Disclaimers are important! So here’s mine. I am not an expert on Norse mythology. I am just a Heathen who moonlights as a big old nerd, and tries to read very old pieces of text until I am very mad about everything and start chugging mead in frustration. (I am inflicting this suffering on myself right now with scans of Computus Runicus.)
ALSO, because I am not an expert, with a robust scholarly background, and I am also not anywhere near old enough to have been around for when Haustlong and the chunk of the Prose Edda about it was written, this should be regarded as a curiosity. I have a post on that, too.
In the post about the Snaptun stone I took a guess that the story of Loki/Logi/Útgarða-Loki was originally a poem. Not just because the Prose Edda is Snorri transcribing linear narratives from poems, but because of the sheer amount of alliteration in the use of these names.
We don’t seem to have any traces of this poem beyond the narrative, if it exists. Snorri does not quote stanzas from wherever he is getting this story.

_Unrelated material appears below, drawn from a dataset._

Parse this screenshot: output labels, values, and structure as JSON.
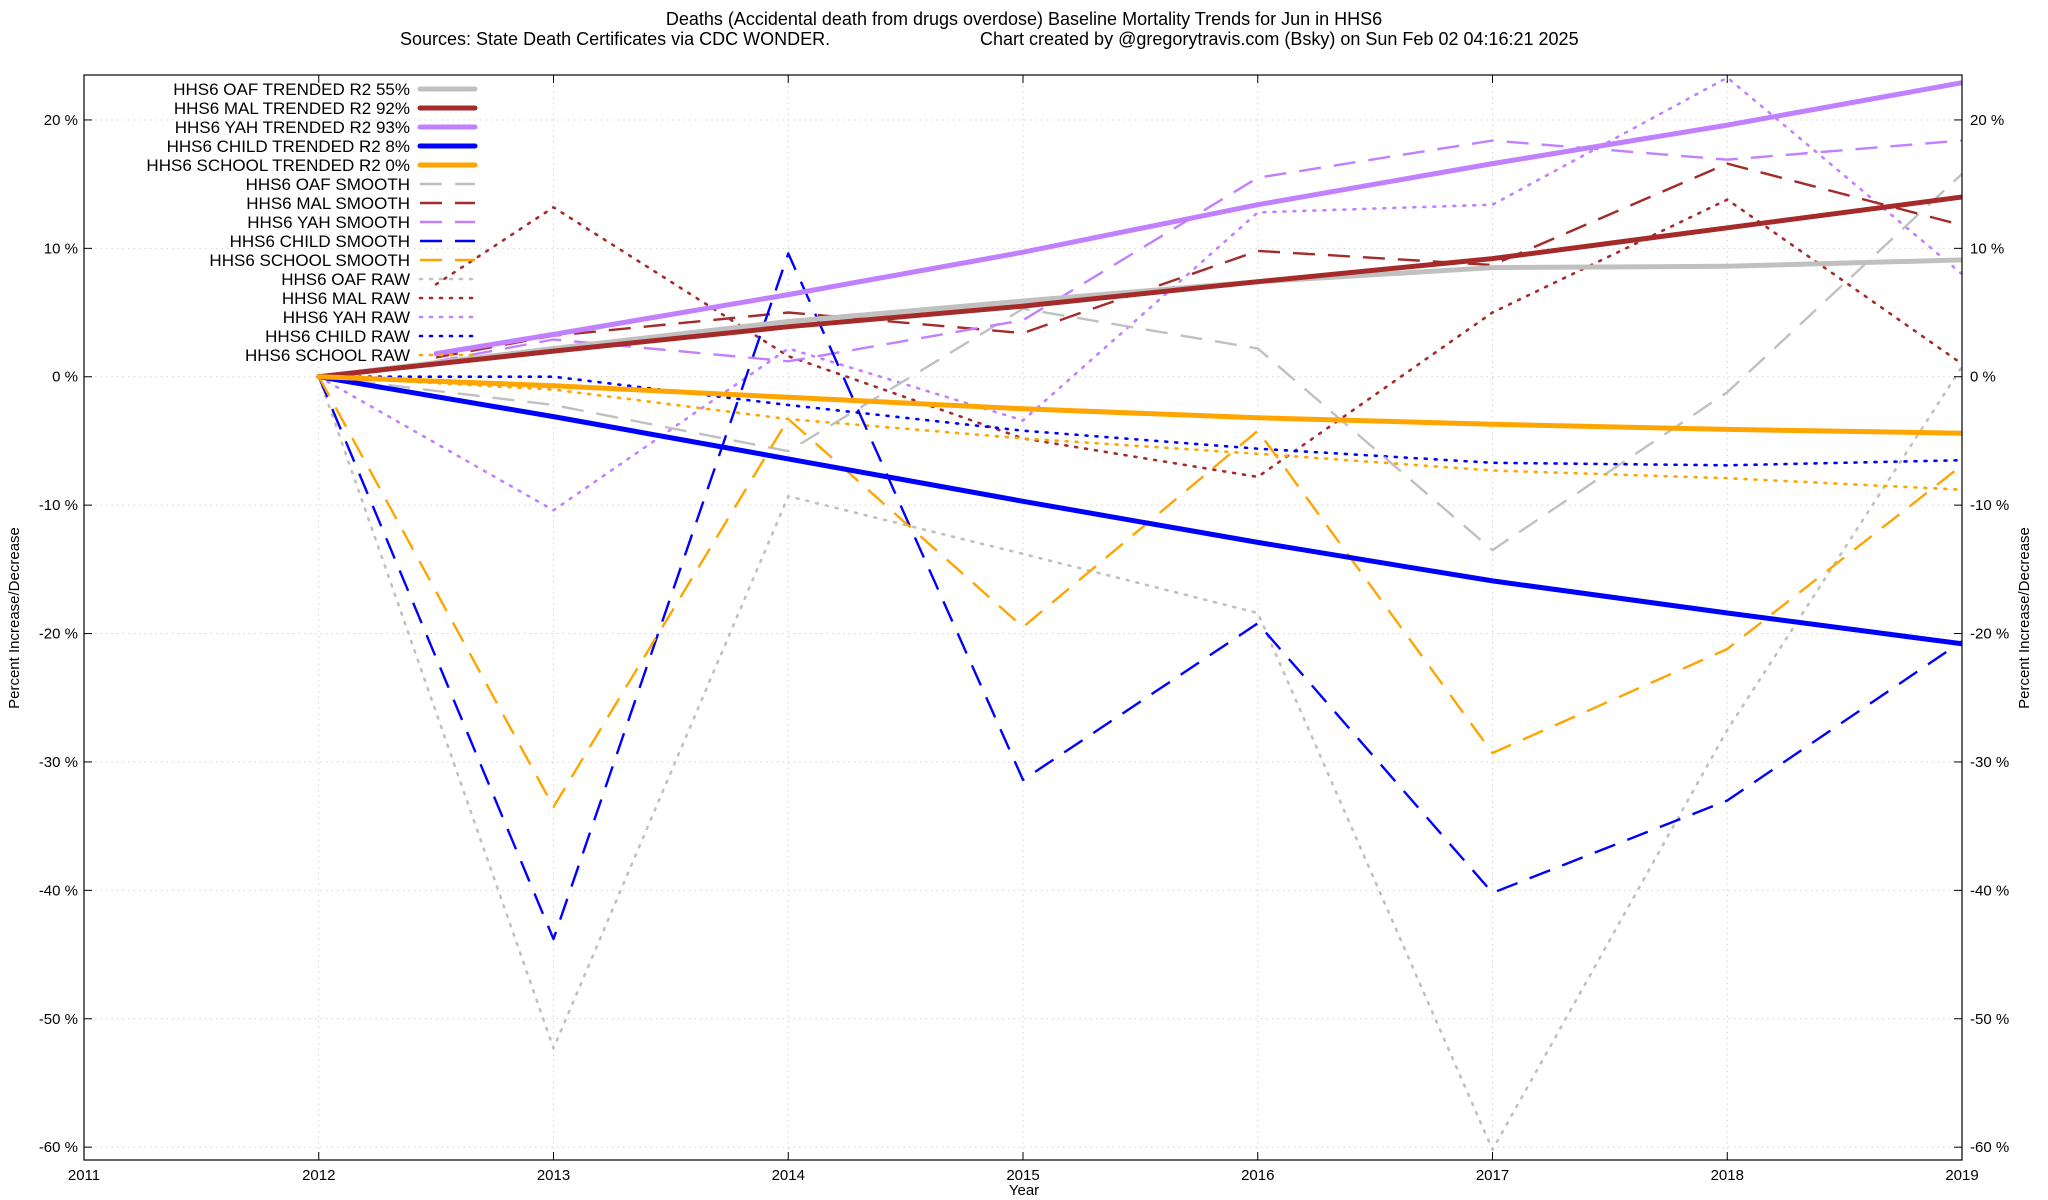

So the claim that this is a poem is a logical–but technically unprovable–guess.
I’m going out on a limb that I desperately hope will hold my weight, is what I’m saying.
Útgarða-Loki might not be a name. In fact, I strongly suspect it’s a kenning. It even follows the standard format of genitiveY-nominativeX used in kennings (“Loki of the outer yards,” in this case) to obliquely refer to something that wouldn’t have otherwise fit the style a poet was using.

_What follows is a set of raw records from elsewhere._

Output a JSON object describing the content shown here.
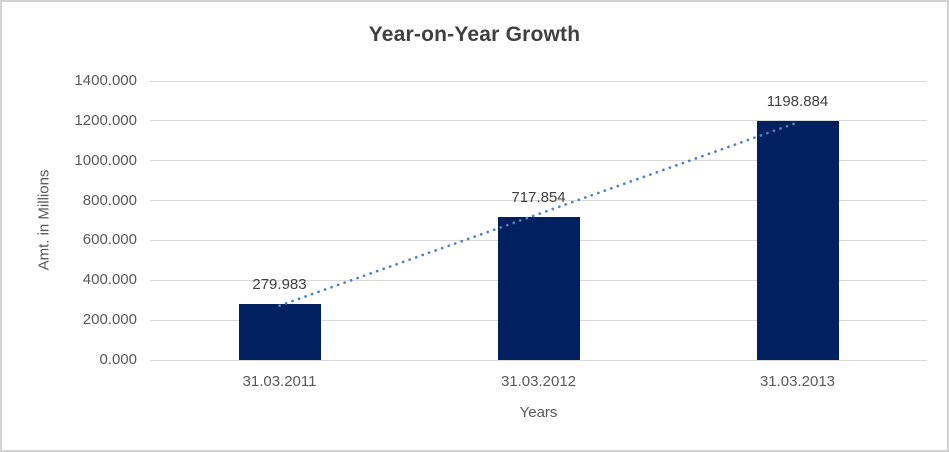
{
  "chart_data": {
    "type": "bar",
    "title": "Year-on-Year Growth",
    "xlabel": "Years",
    "ylabel": "Amt. in Millions",
    "categories": [
      "31.03.2011",
      "31.03.2012",
      "31.03.2013"
    ],
    "values": [
      279.983,
      717.854,
      1198.884
    ],
    "data_labels": [
      "279.983",
      "717.854",
      "1198.884"
    ],
    "ylim": [
      0,
      1400
    ],
    "ytick_step": 200,
    "ytick_labels": [
      "0.000",
      "200.000",
      "400.000",
      "600.000",
      "800.000",
      "1000.000",
      "1200.000",
      "1400.000"
    ],
    "grid": true,
    "legend": "none",
    "trendline": {
      "type": "linear",
      "style": "dotted"
    },
    "colors": {
      "bar": "#002060",
      "trendline": "#4f81bd",
      "gridline": "#d9d9d9",
      "axis_line": "#d9d9d9",
      "tick_text": "#595959",
      "label_text": "#404040",
      "title_text": "#404040",
      "frame_border": "#d2d2d2",
      "background": "#ffffff"
    }
  }
}
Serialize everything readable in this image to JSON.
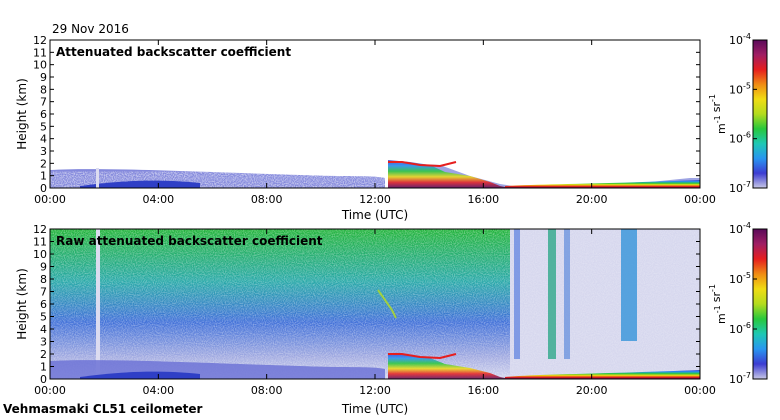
{
  "header": {
    "date": "29 Nov 2016",
    "instrument": "Vehmasmaki CL51 ceilometer"
  },
  "colorbar": {
    "stops": [
      "#c8c8e6",
      "#3c3cd2",
      "#2896f0",
      "#1ec8b4",
      "#28c83c",
      "#b4dc1e",
      "#f0dc14",
      "#f08c14",
      "#e61e1e",
      "#a01e64",
      "#5a0a5a"
    ]
  },
  "chart_data": [
    {
      "type": "heatmap",
      "title": "Attenuated backscatter coefficient",
      "xlabel": "Time (UTC)",
      "ylabel": "Height (km)",
      "x_ticks": [
        "00:00",
        "04:00",
        "08:00",
        "12:00",
        "16:00",
        "20:00",
        "00:00"
      ],
      "y_ticks": [
        "0",
        "1",
        "2",
        "3",
        "4",
        "5",
        "6",
        "7",
        "8",
        "9",
        "10",
        "11",
        "12"
      ],
      "ylim": [
        0,
        12
      ],
      "colorbar": {
        "scale": "log",
        "ticks": [
          "10-7",
          "10-6",
          "10-5",
          "10-4"
        ],
        "unit": "m-1 sr-1",
        "range": [
          1e-07,
          0.0001
        ]
      }
    },
    {
      "type": "heatmap",
      "title": "Raw attenuated backscatter coefficient",
      "xlabel": "Time (UTC)",
      "ylabel": "Height (km)",
      "x_ticks": [
        "00:00",
        "04:00",
        "08:00",
        "12:00",
        "16:00",
        "20:00",
        "00:00"
      ],
      "y_ticks": [
        "0",
        "1",
        "2",
        "3",
        "4",
        "5",
        "6",
        "7",
        "8",
        "9",
        "10",
        "11",
        "12"
      ],
      "ylim": [
        0,
        12
      ],
      "colorbar": {
        "scale": "log",
        "ticks": [
          "10-7",
          "10-6",
          "10-5",
          "10-4"
        ],
        "unit": "m-1 sr-1",
        "range": [
          1e-07,
          0.0001
        ]
      }
    }
  ]
}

The thought occurred to me when I was skimming something for another post and noticed kennings such as “ale-Gefjon.” But Ale-Gefjon isn’t literally Gefjon doling out alcohol. It’s Groa. There is no room in this narrative for Gefjon’s actual presence, let alone her doling out ale.

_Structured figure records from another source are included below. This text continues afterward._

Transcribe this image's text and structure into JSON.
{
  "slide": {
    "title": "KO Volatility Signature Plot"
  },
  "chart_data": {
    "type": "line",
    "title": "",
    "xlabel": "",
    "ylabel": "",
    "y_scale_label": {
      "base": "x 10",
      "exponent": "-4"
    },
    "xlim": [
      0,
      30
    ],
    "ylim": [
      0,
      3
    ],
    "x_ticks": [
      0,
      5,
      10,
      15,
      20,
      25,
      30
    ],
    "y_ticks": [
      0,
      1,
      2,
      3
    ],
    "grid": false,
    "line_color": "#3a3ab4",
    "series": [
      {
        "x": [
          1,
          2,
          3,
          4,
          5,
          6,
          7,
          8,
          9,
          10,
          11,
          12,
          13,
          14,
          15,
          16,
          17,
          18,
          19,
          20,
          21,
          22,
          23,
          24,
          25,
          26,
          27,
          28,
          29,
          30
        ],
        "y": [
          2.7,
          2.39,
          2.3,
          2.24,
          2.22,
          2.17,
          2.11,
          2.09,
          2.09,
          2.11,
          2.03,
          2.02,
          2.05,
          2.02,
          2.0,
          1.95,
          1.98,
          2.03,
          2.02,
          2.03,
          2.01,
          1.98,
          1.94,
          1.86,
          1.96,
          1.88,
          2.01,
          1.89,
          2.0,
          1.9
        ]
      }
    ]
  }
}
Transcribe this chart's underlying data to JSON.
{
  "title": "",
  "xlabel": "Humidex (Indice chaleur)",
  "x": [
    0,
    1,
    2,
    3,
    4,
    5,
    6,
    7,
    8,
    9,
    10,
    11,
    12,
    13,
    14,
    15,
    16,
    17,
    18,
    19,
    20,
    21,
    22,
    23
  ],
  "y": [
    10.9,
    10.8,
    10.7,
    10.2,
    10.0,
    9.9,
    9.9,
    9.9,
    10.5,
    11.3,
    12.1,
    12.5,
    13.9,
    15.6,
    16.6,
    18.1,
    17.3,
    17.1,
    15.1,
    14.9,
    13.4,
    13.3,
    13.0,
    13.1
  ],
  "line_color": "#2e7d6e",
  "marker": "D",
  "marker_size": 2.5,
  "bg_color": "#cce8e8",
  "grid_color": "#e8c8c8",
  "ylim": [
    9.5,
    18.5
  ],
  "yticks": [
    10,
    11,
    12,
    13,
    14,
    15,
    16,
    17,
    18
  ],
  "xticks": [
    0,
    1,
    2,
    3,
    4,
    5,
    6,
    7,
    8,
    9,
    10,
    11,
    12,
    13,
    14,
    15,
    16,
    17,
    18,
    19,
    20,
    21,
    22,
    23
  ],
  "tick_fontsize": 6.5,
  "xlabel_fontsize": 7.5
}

Gefjon’s name is used here as a general placeholder for “woman.”
So I imagine it’s well within the realm of possibility that Loki’s name could have been used similarly. Maybe, just maybe, “Loki” in the potential kenning “Útgarða-Loki” is being used as a placeholder for a Jotunn in general, or a deceiver in general.
Like Loki, Útgarða-Loki weaponizes the neutral. (Fire, thought, age, the sea; whereas Loki weaponizes speech and–depending on source–mistletoe.) He deceives the gods who wander into his territory. His deceit unravels. And in this story, Útgarða-Loki is the driver of conflict and the mover of the narrative. Compare this to the “mover of stories” function that Yvonne S. Bonnetain ascribes to Loki–you can read a translation of the summary here.
He takes on the role that Loki ordinarily fulfills in his tales. But he is a total outsider from the perspective of the gods and the skalds that center their narrative. While Loki is considered somewhat of an outsider, and a transgressor, he is counted among the Aesir and is portrayed as belonging in Asgard. Útgarða-Loki is not.
And he is not Loki, himself. Just similar.
I’m not invoking the overblown and ridiculous innangard-utangard dichotomy, by the way. That concept is a wild misinterpretation of the actual concepts of whether something falls within, our outside of, a given boundary. Usually a fence. A house. A town. Útgarðr can be a little more ~woo~, but mostly just conveys an idea of something being “way over yonder.”
The actual identity of Útgarða-Loki has not been definitively solved. I am nowhere near qualified to definitively solve it–and that’s not how it works, anyway. This is just my two pieces of hacksilver.